Piersanti usou o roteiro como ponto de partida. No início da produção de qualquer filme, Guadagnino “me conta sobre os personagens e o que ele quer dizer sobre eles”, explicou ela. A partir daí, ela tem carta branca nas roupas.
O processo de Piersanti então se desenrola através de pesquisa visual, que ela espalha pelas paredes do departamento de figurino, “para que, quando os atores cheguem para as provas, eles estejam cercados por imagens de como serão seus personagens”.
Além do que uma pessoa poderia vestir, Piersanti disse que pensa na “psicologia delas”, incluindo “do que elas poderiam gostar e que música poderiam ouvir”. O objetivo, continuou ela, é garantir que o espectador “entenda o personagem sem fazer escolhas muito óbvias”, mas ainda adicionando personalidade onde o roteiro permite liberdade.
Para “Depois da Caçada” em particular, Piersanti assistiu ao drama americano de 1988 “A Outra”, estrelado por Gena Rowland, que também interpreta uma professora, buscando inspiração para criar um “clima de alta burguesia”, disse.
Principalmente, Piersanti queria transmitir um “chique de classe alta”, com um toque de “rigidez e austeridade”. Como ela observou: “Sem tecidos macios, sem tricot, sem vestidos.” Isso resultou em grande parte do elenco usando blazers, calças e mocassins — qualquer coisa que pudesse criar uma sensação angular.
Já para o marido psicólogo de Alma, a inspiração de vestuário foi “menos acadêmicos da New England”, segundo Piersanti, e mais no estilo do compositor Philip Glass e do falecido cineasta David Lynch e “como eles usam ternos japoneses leves sem gravata”.

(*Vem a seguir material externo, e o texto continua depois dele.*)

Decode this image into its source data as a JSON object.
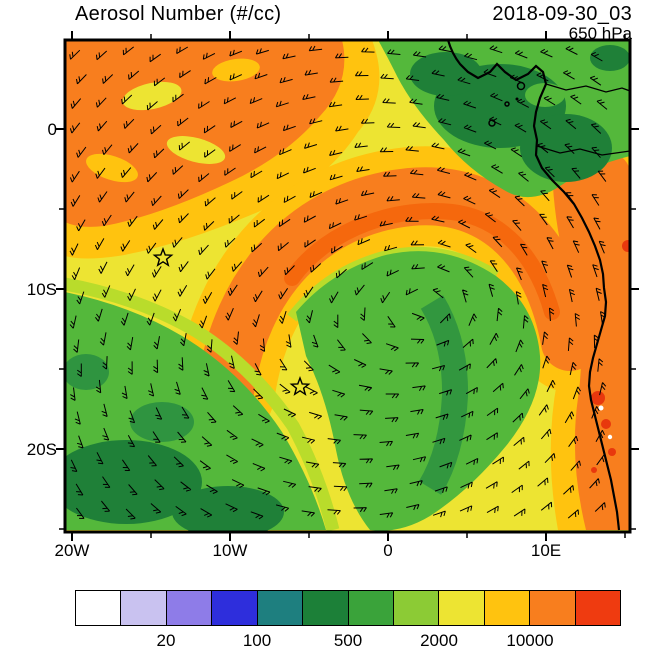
{
  "header": {
    "title": "Aerosol Number (#/cc)",
    "datetime": "2018-09-30_03",
    "level": "650 hPa"
  },
  "axes": {
    "lat_ticks": [
      "0",
      "10S",
      "20S"
    ],
    "lon_ticks": [
      "20W",
      "10W",
      "0",
      "10E"
    ]
  },
  "colorbar": {
    "labels": [
      "20",
      "100",
      "500",
      "2000",
      "10000"
    ],
    "colors": [
      "#FFFFFF",
      "#C9C2F0",
      "#8E7CE8",
      "#2E2EDC",
      "#1E7F7F",
      "#1C8038",
      "#3AA33A",
      "#8CCB35",
      "#EDE432",
      "#FFC30F",
      "#F87E1E",
      "#EF3B10"
    ],
    "units": "#/cc"
  },
  "chart_data": {
    "type": "heatmap",
    "title": "Aerosol Number (#/cc)",
    "valid_time": "2018-09-30_03",
    "pressure_level": "650 hPa",
    "projection": "lat-lon map, South-East Atlantic / Central Africa",
    "lon_range": [
      "20W",
      "15E"
    ],
    "lat_range": [
      "5N",
      "25S"
    ],
    "scale_tick_values": [
      20,
      100,
      500,
      2000,
      10000
    ],
    "scale_bins": [
      "<10",
      "10-20",
      "20-50",
      "50-100",
      "100-200",
      "200-500",
      "500-1000",
      "1000-2000",
      "2000-5000",
      "5000-10000",
      "10000-20000",
      ">20000"
    ],
    "legend_position": "bottom",
    "grid": false,
    "overlays": [
      "wind barbs",
      "coastlines",
      "country borders",
      "star markers"
    ],
    "markers": [
      {
        "name": "star-1",
        "lon": "14.2W",
        "lat": "8S"
      },
      {
        "name": "star-2",
        "lon": "5.6W",
        "lat": "16S"
      }
    ],
    "regions": [
      {
        "area": "northwest quadrant (20W-5W, 5N-3S)",
        "aerosol_number": "10000-20000",
        "color": "orange with yellow/gold mottling"
      },
      {
        "area": "central plume arc (12W-12E, 3S-12S)",
        "aerosol_number": "10000-20000",
        "color": "orange ringed by gold"
      },
      {
        "area": "Congo basin / Gulf of Guinea northeast",
        "aerosol_number": "200-1000",
        "color": "green with dark green cores"
      },
      {
        "area": "southwest corner (20W-12W, 12S-25S)",
        "aerosol_number": "200-1000",
        "color": "green with dark green patches"
      },
      {
        "area": "south-central lobe (6W-6E, 10S-24S)",
        "aerosol_number": "500-2000",
        "color": "green / yellow-green"
      },
      {
        "area": "Angola coastal strip (11E-14E, 4S-25S)",
        "aerosol_number": "10000->20000",
        "color": "orange with red and white specks"
      },
      {
        "area": "background elsewhere",
        "aerosol_number": "2000-5000",
        "color": "yellow"
      }
    ]
  }
}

São esses detalhes mais finos que agem como uma forma premonitória de comunicação não verbal, o que mais entusiasma Piersanti. Alguns críticos podem descartar a moda como frívola ou uma parte não essencial da vida diária, mas para Piersanti, isso não poderia estar mais longe da verdade.
“Todos fazem escolhas, seja consciente ou subconscientemente, ao escolher o que vestem ou compram. Entender isso me permite criar designs para um cliente que comprará a peça e para um personagem no roteiro”, disse.